Deployment is managed by Ansible playbooks located in the ansible/ directory.

  1. Inventory Generation: The tools/generate-inventory.py script reads cluster.yml and generates ansible/inventory.ini, ansible/host_vars/, and ansible/group_vars/all/generated_vars.yml.
  2. Full Deployment: ansible-playbook playbook-full.yml is the main command.
    • Installs prerequisites (Docker, pipx, Glances).
    • Ensures the airflow_proxynet Docker network exists.
    • Imports and runs playbook-master.yml for the master node.
    • Imports and runs playbook-worker.yml for worker nodes.
  3. Master Deployment (playbook-master.yml):
    • Sets system configurations (timezone, NTP, swap, sysctl).
    • Calls airflow-master role:
      • Syncs files to /srv/airflow_master/.
      • Templates configs/docker-compose-master.yaml.
      • Builds the Airflow image.
      • Extracts static assets and builds the Caddy image.
      • Starts services using docker compose.
    • Calls ytdlp-master role:
      • Syncs generate_envoy_config.py and templates.
      • Creates .env file.
      • Runs generate_envoy_config.py to create service configs.
      • Creates a dummy docker-compose.camoufox.yaml.
      • Starts ytdlp-ops management services using docker compose.
  4. Worker Deployment (playbook-worker.yml):
    • Sets system configurations (timezone, NTP, swap, sysctl, system limits).
    • Calls ytdlp-worker role:
      • Syncs files (including camoufox/ directory) to /srv/airflow_dl_worker/.
      • Creates .env file.
      • Runs generate_envoy_config.py to create service configs (including docker-compose.camoufox.yaml).
      • Builds the Camoufox image.
      • Starts ytdlp-ops worker services using docker compose.
    • Calls airflow-worker role:
      • Syncs files to /srv/airflow_dl_worker/.
      • Templates configs/docker-compose-dl.yaml.
      • Builds the Airflow image.
      • Starts services using docker compose.
    • Verifies Camoufox services are running.

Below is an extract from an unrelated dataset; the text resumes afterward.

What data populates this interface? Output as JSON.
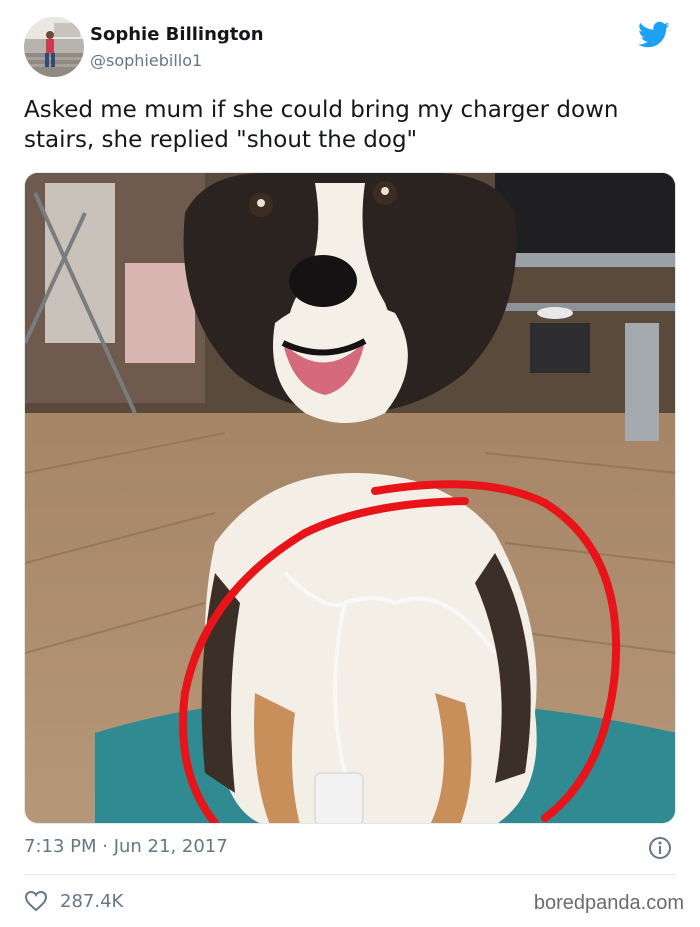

Service Interaction Flow (Worker Node)

  1. Airflow Worker: Pulls tasks from the Redis queue.
  2. ytdlp_ops_worker_per_url DAG: Executes tasks on the local worker node.
  3. Thrift Client (in DAG task): Connects to localhost:9080 (Envoy's public port).
  4. Envoy Proxy: Listens on :9080, load balances Thrift requests across internal ports (9090, 9091, 9092 - based on YTDLP_WORKERS) of the local ytdlp-ops-service.
  5. ytdlp-ops-service: Receives the Thrift request.
  6. Token Generation: If needed, ytdlp-ops-service connects to a local Camoufox instance via WebSocket (using camoufox_endpoints.json for the address) to generate tokens.
  7. Camoufox: Runs a headless Firefox browser, potentially using a SOCKS5 proxy, to interact with YouTube and generate the required tokens.
  8. Download: The DAG task uses the token (via info.json) and potentially the SOCKS5 proxy to run yt-dlp for the actual download.

Environment Variables

Key environment variables used in .env files (generated by Ansible templates) control service behavior:

  • HOSTNAME: The Ansible inventory hostname.
  • SERVICE_ROLE: management (master) or worker.
  • SERVER_IDENTITY: Unique identifier for the ytdlp-ops-service instance.
  • YTDLP_WORKERS: Number of internal Thrift worker endpoints and Camoufox browser instances.
  • CAMOUFOX_PROXIES: Comma-separated list of SOCKS5 proxy URLs for Camoufox.
  • MASTER_HOST_IP: IP address of the Airflow master node (for connecting back to Redis).
  • Various passwords and ports.

This setup allows for a scalable and robust system for managing YouTube downloads with account rotation and proxy usage.